O contrato de Depósito Interfinanceiro (DI) com vencimento em janeiro de 2027 fechou com taxa de 13,755%, ante 13,746% do ajuste da segunda-feira. O DI para janeiro de 2029 subiu a 14,18%, contra 14,091%. Na ponta longa, a taxa do DI para janeiro de 2031 avançou para 14,41%, de 14,357% do ajuste da véspera.

O economista-chefe da Nomos, Beto Saadia, atribuiu o maior prêmio de risco na curva de juros à saída de fluxo estrangeiro após o JPMorgan rebaixar o Brasil. “Não dá para saber exatamente se o fluxo é estrangeiro, mas as corretoras que vendem dão uma pista”, disse, no momento em que Bank of America (BofA), UBS BB e Morgan Stanley lideravam a ponta vendedora no mercado acionário.

Ao justificar a recomendação agora neutra para o Brasil, o JPMorgan afirma que os cortes na Selic estão chegando ao fim, o crescimento econômico está desacelerando e o ciclo de crédito está se deteriorando, enquanto a perspectiva política segue incerta e tende a elevar a volatilidade dos ativos.

Nesta terça, as pesquisas CNT/MDA e Futura mostraram o presidente Luiz Inácio Lula da Silva – considerado menos fiscalista pelo mercado – ainda liderando as intenções de voto para primeiro e segundo turno. O estrategista de uma casa estrangeira considera que esse foi o principal gatilho para o aumento nos prêmios de risco.

“Com a eleição se aproximando, temos tido dólar mais estressado por conta do cenário de incerteza. Além disso, o cenário externo com tensões geopolíticas se agravando afeta os combustíveis e os preços internos no Brasil, puxando os juros”, avalia a operadora de câmbio da One, Fernanda Campolina.

Campolina nota ainda que a ata do Copom não se comprometeu com futuras promessas, deixando em aberto a possibilidade de cortar novamente em setembro ou manter a Selic em 14% ao ano, “embora o IPCA tenha mostrado sinais de desaceleração”.

O IPCA arrefeceu a 0,07% em julho, ante 0,16% em junho, mas ficou acima da mediana de 0,03% do Projeções Broadcast. O Bradesco notou que a surpresa para cima ficou concentrada em alimentação, após resultados mais fracos nas últimas divulgações.
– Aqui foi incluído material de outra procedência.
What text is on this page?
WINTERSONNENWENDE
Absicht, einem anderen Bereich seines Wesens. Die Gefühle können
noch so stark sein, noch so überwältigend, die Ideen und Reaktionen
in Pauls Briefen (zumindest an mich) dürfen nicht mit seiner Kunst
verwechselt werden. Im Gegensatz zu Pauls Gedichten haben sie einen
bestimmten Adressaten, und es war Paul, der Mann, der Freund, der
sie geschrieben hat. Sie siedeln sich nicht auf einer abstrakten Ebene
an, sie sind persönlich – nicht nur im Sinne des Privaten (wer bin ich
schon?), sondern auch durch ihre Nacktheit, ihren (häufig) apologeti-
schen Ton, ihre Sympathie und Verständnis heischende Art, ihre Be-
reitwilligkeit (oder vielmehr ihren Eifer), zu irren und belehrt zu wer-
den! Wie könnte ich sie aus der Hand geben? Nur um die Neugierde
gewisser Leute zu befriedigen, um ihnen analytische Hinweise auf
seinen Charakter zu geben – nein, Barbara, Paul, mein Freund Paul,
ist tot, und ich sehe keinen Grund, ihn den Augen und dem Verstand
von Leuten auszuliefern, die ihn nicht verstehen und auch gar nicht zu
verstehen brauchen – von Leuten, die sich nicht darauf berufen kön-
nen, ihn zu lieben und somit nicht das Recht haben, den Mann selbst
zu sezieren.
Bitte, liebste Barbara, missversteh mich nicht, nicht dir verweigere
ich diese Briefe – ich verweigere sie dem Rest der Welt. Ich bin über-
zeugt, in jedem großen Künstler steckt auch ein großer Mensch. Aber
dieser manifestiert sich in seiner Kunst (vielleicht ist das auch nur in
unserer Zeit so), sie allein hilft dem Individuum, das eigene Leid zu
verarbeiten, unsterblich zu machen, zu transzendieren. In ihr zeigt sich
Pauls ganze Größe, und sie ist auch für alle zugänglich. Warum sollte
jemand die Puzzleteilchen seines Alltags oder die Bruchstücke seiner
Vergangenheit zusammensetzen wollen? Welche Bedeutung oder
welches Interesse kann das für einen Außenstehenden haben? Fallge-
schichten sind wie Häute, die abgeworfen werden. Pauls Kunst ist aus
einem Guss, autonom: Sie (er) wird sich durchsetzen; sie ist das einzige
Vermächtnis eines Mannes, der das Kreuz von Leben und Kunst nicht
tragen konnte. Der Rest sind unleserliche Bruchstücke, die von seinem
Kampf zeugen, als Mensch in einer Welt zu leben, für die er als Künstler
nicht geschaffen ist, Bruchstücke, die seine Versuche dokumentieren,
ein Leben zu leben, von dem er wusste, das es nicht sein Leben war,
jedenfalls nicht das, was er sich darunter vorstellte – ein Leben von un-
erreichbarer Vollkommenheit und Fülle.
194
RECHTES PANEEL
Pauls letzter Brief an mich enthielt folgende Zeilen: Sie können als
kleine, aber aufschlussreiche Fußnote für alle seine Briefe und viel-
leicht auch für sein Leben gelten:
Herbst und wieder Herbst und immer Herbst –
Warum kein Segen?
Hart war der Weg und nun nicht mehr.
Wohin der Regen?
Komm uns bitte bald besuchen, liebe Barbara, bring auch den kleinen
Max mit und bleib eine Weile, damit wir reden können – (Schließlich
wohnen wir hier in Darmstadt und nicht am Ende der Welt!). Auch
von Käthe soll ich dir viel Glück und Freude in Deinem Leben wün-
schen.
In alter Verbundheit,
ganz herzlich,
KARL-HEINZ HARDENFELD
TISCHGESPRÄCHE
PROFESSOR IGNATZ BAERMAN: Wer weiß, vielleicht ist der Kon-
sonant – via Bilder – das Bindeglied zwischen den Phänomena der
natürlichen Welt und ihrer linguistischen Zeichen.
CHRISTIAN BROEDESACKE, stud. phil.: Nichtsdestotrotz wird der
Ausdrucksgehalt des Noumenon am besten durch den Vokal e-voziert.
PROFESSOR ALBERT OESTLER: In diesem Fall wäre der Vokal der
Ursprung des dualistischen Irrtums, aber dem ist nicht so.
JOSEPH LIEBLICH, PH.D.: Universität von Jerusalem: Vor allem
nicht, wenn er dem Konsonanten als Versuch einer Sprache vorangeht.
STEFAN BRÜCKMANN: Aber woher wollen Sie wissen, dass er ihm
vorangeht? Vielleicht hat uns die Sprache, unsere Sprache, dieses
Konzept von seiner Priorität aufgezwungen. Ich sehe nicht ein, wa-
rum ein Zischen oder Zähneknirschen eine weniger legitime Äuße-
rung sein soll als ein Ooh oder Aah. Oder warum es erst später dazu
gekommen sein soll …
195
O gerente de pesquisa do Instituto Brasileiro de Geografia e Estatística (IBGE), Fernando Gonçalves, disse que o El Niño e as mudanças climáticas representam um risco relevante para o comportamento futuro dos preços de alimentos no Brasil. Para o UBS BB, o IPCA deve ter deflação em agosto e reacelerar no fim do ano por conta do fenômeno climático.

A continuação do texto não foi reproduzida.